From my shallow understanding of mental health a neurosis is when you personally know you have something wrong. A psychosis is when you don’t.
I’ve often heard from people as well that mental illness can be “caught”, again my understanding of that is when you’re in close proximity to someone with an issue that you (I in this case) start to adopt mannerisms and behaviours that on the surface appear to be mental health issues.
I’m not sure I really have mental health issues, now this is one of those situations where I could be trapped, saying I don’t have it when some of my behaviours ” scream” that I do, is also a giant flag.
On Thursday/Friday my wife went through some issues where she started to “fracture”, its two months since we had the big one that’s thrown us into disarray. Fortunately, this time it was no where near as bad. In the past week after attending several weeks of alcohol therapy she’s gone abstinent.
Thus is actually a mix of us having next to no money and her own choice.

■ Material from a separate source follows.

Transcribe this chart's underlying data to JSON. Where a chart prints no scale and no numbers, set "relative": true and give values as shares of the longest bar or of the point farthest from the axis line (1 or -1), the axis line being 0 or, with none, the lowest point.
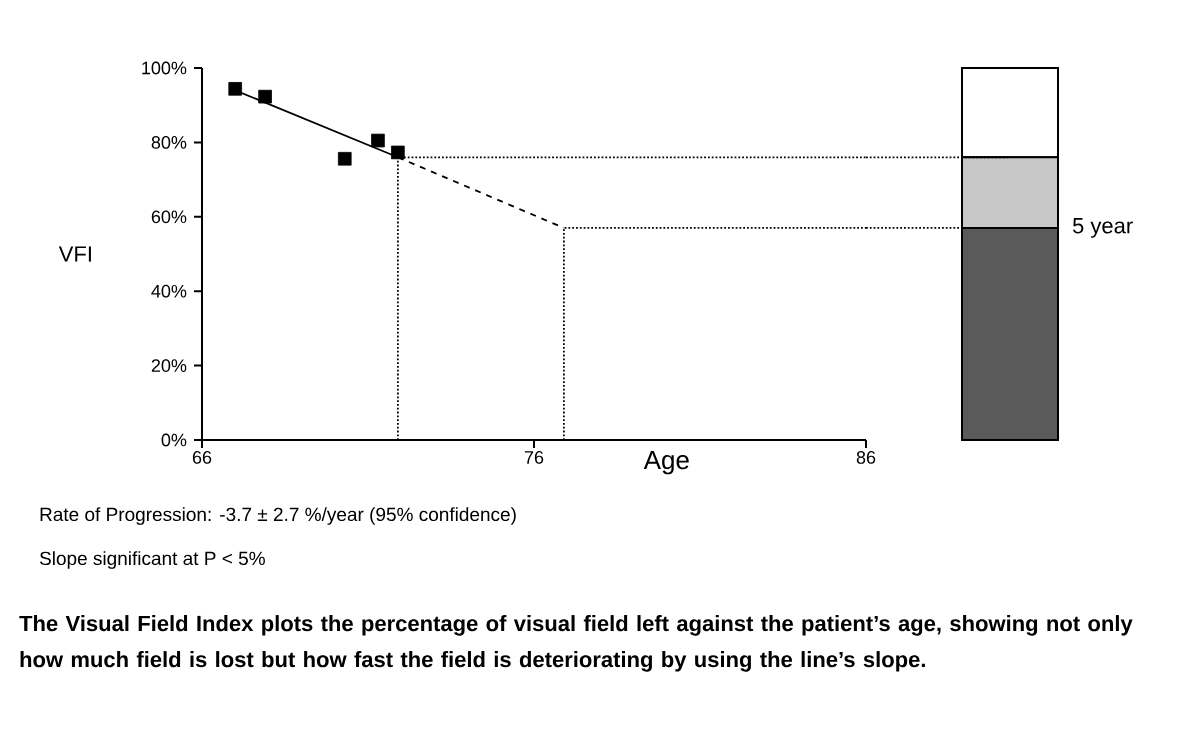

Actually, she has been diagnosed in the past, at university, as being bi-polar, but has avoided finding out further due to stigma and “face”.
The last year was awful with her having “episodes” frequently and then recovering. What makes me wirry about myself is that I vear the brunt of it and cone away thinking “what did I do to cause that” and then digging myself into a pit of misery to try to overcome the problems and understand it.
At times I end up thinking I’m so selfish in wanting to separate as I leave her by herself to hurt, harm and damage herself further. Yet in the same frame I do that to myself.
It’s very difficult living in a relationship with possible mental health problems, I;ve taken myself along to a doctor and have been diagnosed with depression. My choice and my own free will because I know there is something wrong somewhere and I want help.
On the other hand, the only reason that my wife has had alcohol therapy is that she has been forced into doing it by social services, so she’s not doing it of her own free will.
Is that the difference? This whole mess ends up making you question over and over again.